The report also provides insight into the prevailing cancer risk factors profile capacity for treating cancer and death statistics for each state of the Northeast region.
- Among the eight NE states, current tobacco use was highest in Tripura at 64.5 per cent and lowest in Sikkim at 17.9 per cent. Men (59 per cent) and women (26.3 per cent) from Arunachal Pradesh who were over 15 years of age, consumed higher proportions of alcohol than in other NE states.
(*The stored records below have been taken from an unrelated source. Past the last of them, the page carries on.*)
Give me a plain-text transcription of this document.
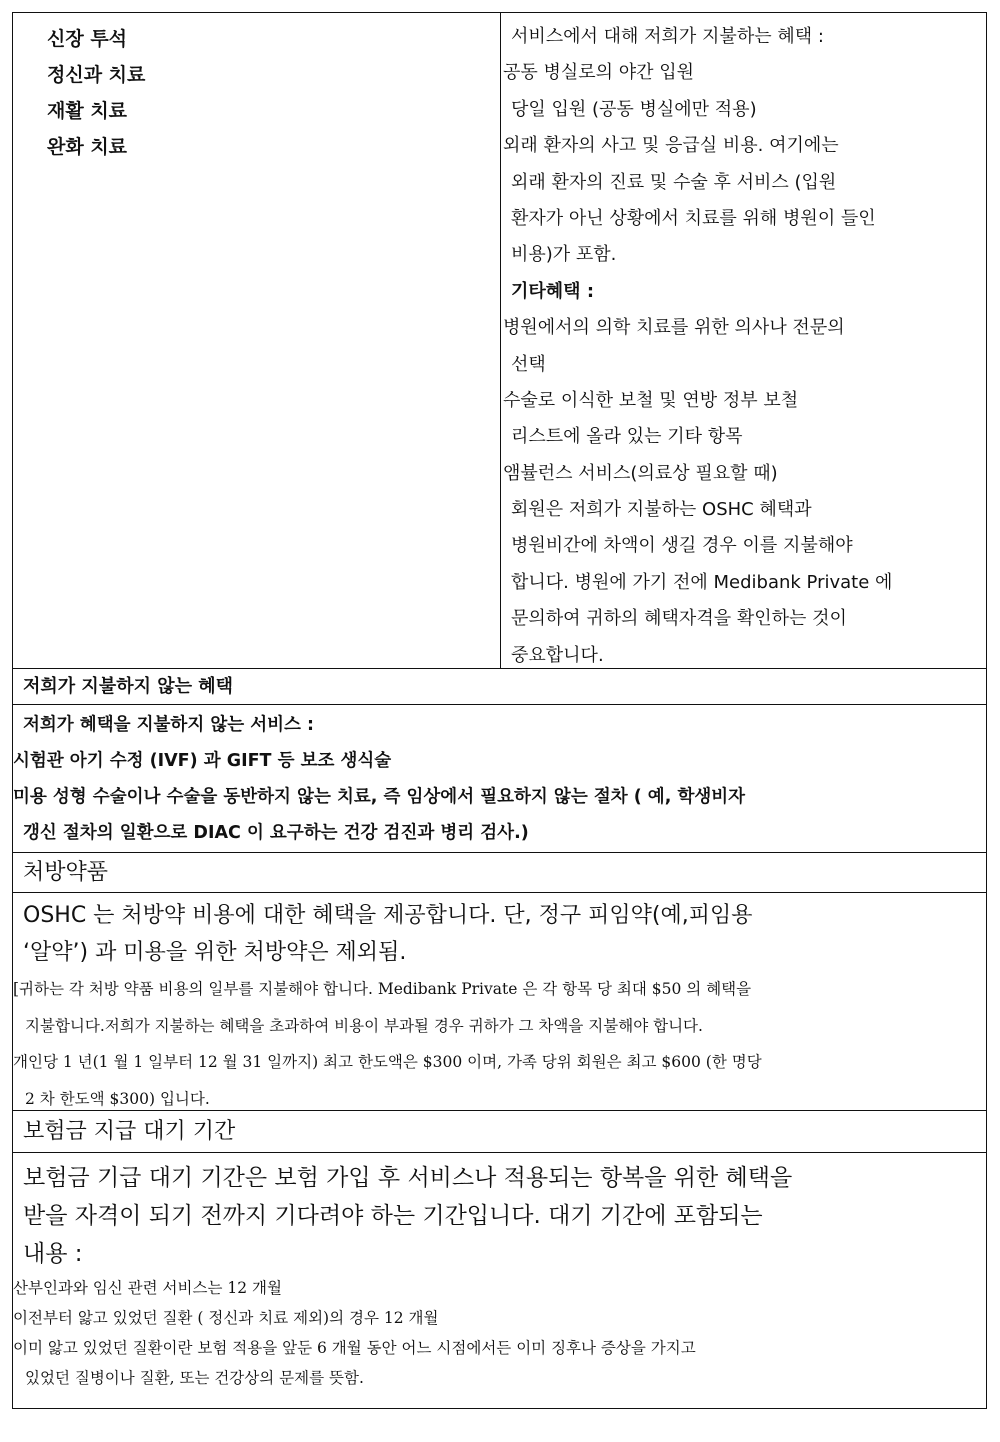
신장 투석
정신과 치료
재활 치료
완화 치료
서비스에서 대해 저희가 지불하는 혜택 :
공동 병실로의 야간 입원
당일 입원 (공동 병실에만 적용)
외래 환자의 사고 및 응급실 비용. 여기에는
외래 환자의 진료 및 수술 후 서비스 (입원
환자가 아닌 상황에서 치료를 위해 병원이 들인
비용)가 포함.
기타혜택 :
병원에서의 의학 치료를 위한 의사나 전문의
선택
수술로 이식한 보철 및 연방 정부 보철
리스트에 올라 있는 기타 항목
앰뷸런스 서비스(의료상 필요할 때)
회원은 저희가 지불하는 OSHC 혜택과
병원비간에 차액이 생길 경우 이를 지불해야
합니다. 병원에 가기 전에 Medibank Private 에
문의하여 귀하의 혜택자격을 확인하는 것이
중요합니다.
저희가 지불하지 않는 혜택
저희가 혜택을 지불하지 않는 서비스 :
시험관 아기 수정 (IVF) 과 GIFT 등 보조 생식술
미용 성형 수술이나 수술을 동반하지 않는 치료, 즉 임상에서 필요하지 않는 절차 ( 예, 학생비자
갱신 절차의 일환으로 DIAC 이 요구하는 건강 검진과 병리 검사.)
처방약품
OSHC 는 처방약 비용에 대한 혜택을 제공합니다. 단, 정구 피임약(예,피임용
‘알약’) 과 미용을 위한 처방약은 제외됨.
[귀하는 각 처방 약품 비용의 일부를 지불해야 합니다. Medibank Private 은 각 항목 당 최대 $50 의 혜택을
지불합니다.저희가 지불하는 혜택을 초과하여 비용이 부과될 경우 귀하가 그 차액을 지불해야 합니다.
개인당 1 년(1 월 1 일부터 12 월 31 일까지) 최고 한도액은 $300 이며, 가족 당위 회원은 최고 $600 (한 명당
2 차 한도액 $300) 입니다.
보험금 지급 대기 기간
보험금 기급 대기 기간은 보험 가입 후 서비스나 적용되는 항복을 위한 혜택을
받을 자격이 되기 전까지 기다려야 하는 기간입니다. 대기 기간에 포함되는
내용 :
산부인과와 임신 관련 서비스는 12 개월
이전부터 앓고 있었던 질환 ( 정신과 치료 제외)의 경우 12 개월
이미 앓고 있었던 질환이란 보험 적용을 앞둔 6 개월 동안 어느 시점에서든 이미 징후나 증상을 가지고
있었던 질병이나 질환, 또는 건강상의 문제를 뜻함.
- The prevalence of obesity among women aged 15-49 years was highest in Sikkim (34.7 per cent) followed by Manipur (34.1 per cent). While in men, it was highest in Sikkim (36.3 per cent) and lowest in Meghalaya (13.9 per cent).
- Sikkim had the highest prevalence of hypertension in men (41.6 per cent) and women (34.5 per cent), followed by Manipur (men 33.2 per cent and women 23.0 per cent).
- In all the eight states, men had a higher blood sugar level when compared to women. Less than 50 per cent of the households in Arunachal Pradesh, Assam, Meghalaya, Nagaland and Tripura were using clean fuel for cooking.
- Meghalaya had the most households covered with a health insurance scheme or financing scheme (63.5 per cent).